The European Medicines Agency (EMA) has granted the company a positive scientific opinion for a proposed update to the storage conditions of two human insulins.
EMA’s positive scientific opinion will now be used to support obtaining approval of the more flexible storage conditions by national health authorities in a number of relevant low- and middle-income countries, states the comapny. This to allow that Actrapid (short-acting insulin) and Insulatard (intermediate-acting insulin) can be stored for four weeks outside of a refrigerator (if kept below 30° C) prior to use if there are six months or more to the expiry date. Once in use, the insulin should be stored without refrigeration.
The new guidance aims to improve flexibility and convenience for many people with diabetes in low- and middle-income countries, who have limited access to reliable refrigeration, and who may live within long distances from a clinic or pharmacy, describes the company.
Insulin is temperature-sensitive and loses potency when exposed to too high or low temperatures. The cold storage requirement of insulin can be a challenge, especially in hot climates and in countries or humanitarian settings where people have limited access to refrigeration or reliable electricity.
The company undertook the project of investigating the safety of its human insulin at different temperatures as part of its social responsibility strategy Defeat Diabetes.
Novo Nordisk’s efforts to address thermostability as a barrier to access to care are well aligned with the asks presented to the company by humanitarian, academic and public health actors. With these efforts, Novo Nordisk also aims to support the World Health Organization’s Global Diabetes Compact and the private sector asks to industry, one of which is to collaborate to advance the thermostability agenda for insulin, they state.
“The EMA positive opinion paves the way for us to start updating the label for two human insulin products in low- and middle-income countries, to allow patients to store their insulin outside of the refrigerator for one month before use.”

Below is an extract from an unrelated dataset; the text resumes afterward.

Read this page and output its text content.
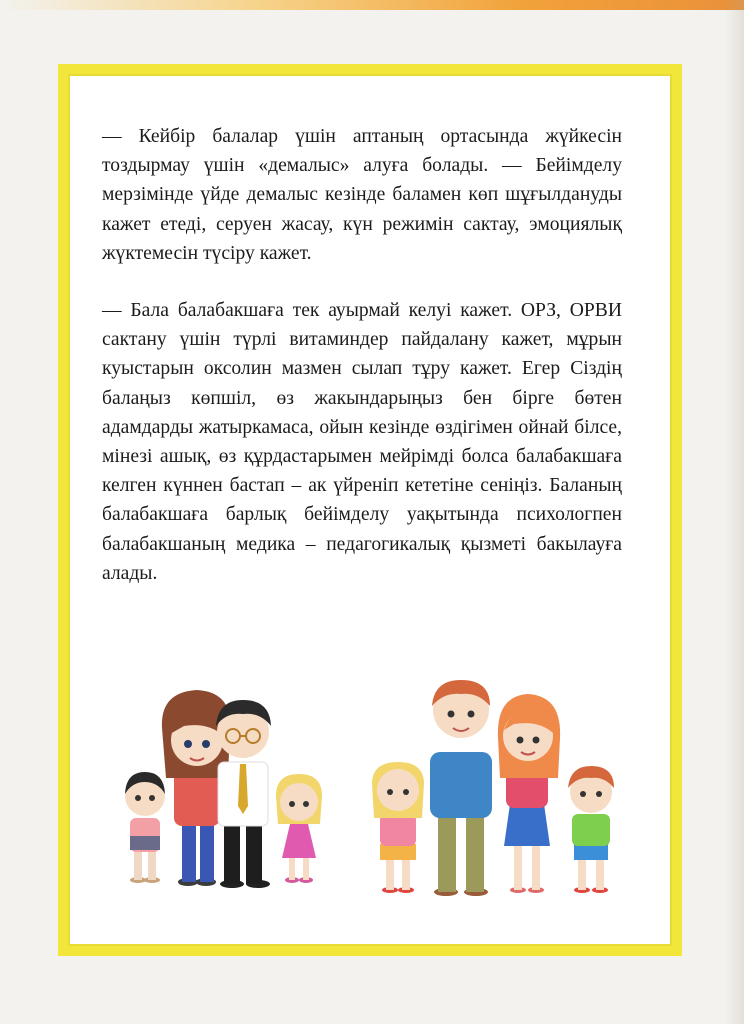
— Кейбір балалар үшін аптаның ортасында жүйкесін тоздырмау үшін «демалыс» алуға болады. — Бейімделу мерзімінде үйде демалыс кезінде баламен көп шұғылдануды кажет етеді, серуен жасау, күн режимін сактау, эмоциялық жүктемесін түсіру кажет.

— Бала балабакшаға тек ауырмай келуі кажет. ОРЗ, ОРВИ сактану үшін түрлі витаминдер пайдалану кажет, мұрын куыстарын оксолин мазмен сылап тұру кажет. Егер Сіздің балаңыз көпшіл, өз жакындарыңыз бен бірге бөтен адамдарды жатыркамаса, ойын кезінде өздігімен ойнай білсе, мінезі ашық, өз құрдастарымен мейрімді болса балабакшаға келген күннен бастап – ак үйреніп кететіне сеніңіз. Баланың балабакшаға барлық бейімделу уақытында психологпен балабакшаның медика – педагогикалық қызметі бакылауға алады.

“I am proud of our continuous efforts to innovate and adapt to improve access to life-saving medicines for people living with serious chronic diseases. The EMA positive opinion paves the way for us to start updating the label for two human insulin products in low- and middle-income countries, to allow patients to store their insulin outside of the refrigerator for one month before use. Looking ahead, we hope to be able to develop an actual thermostable insulin but until then, we will continue to pursue other means of addressing this barrier,” says Martin Holst Lange, executive vice president, Development at Novo Nordisk.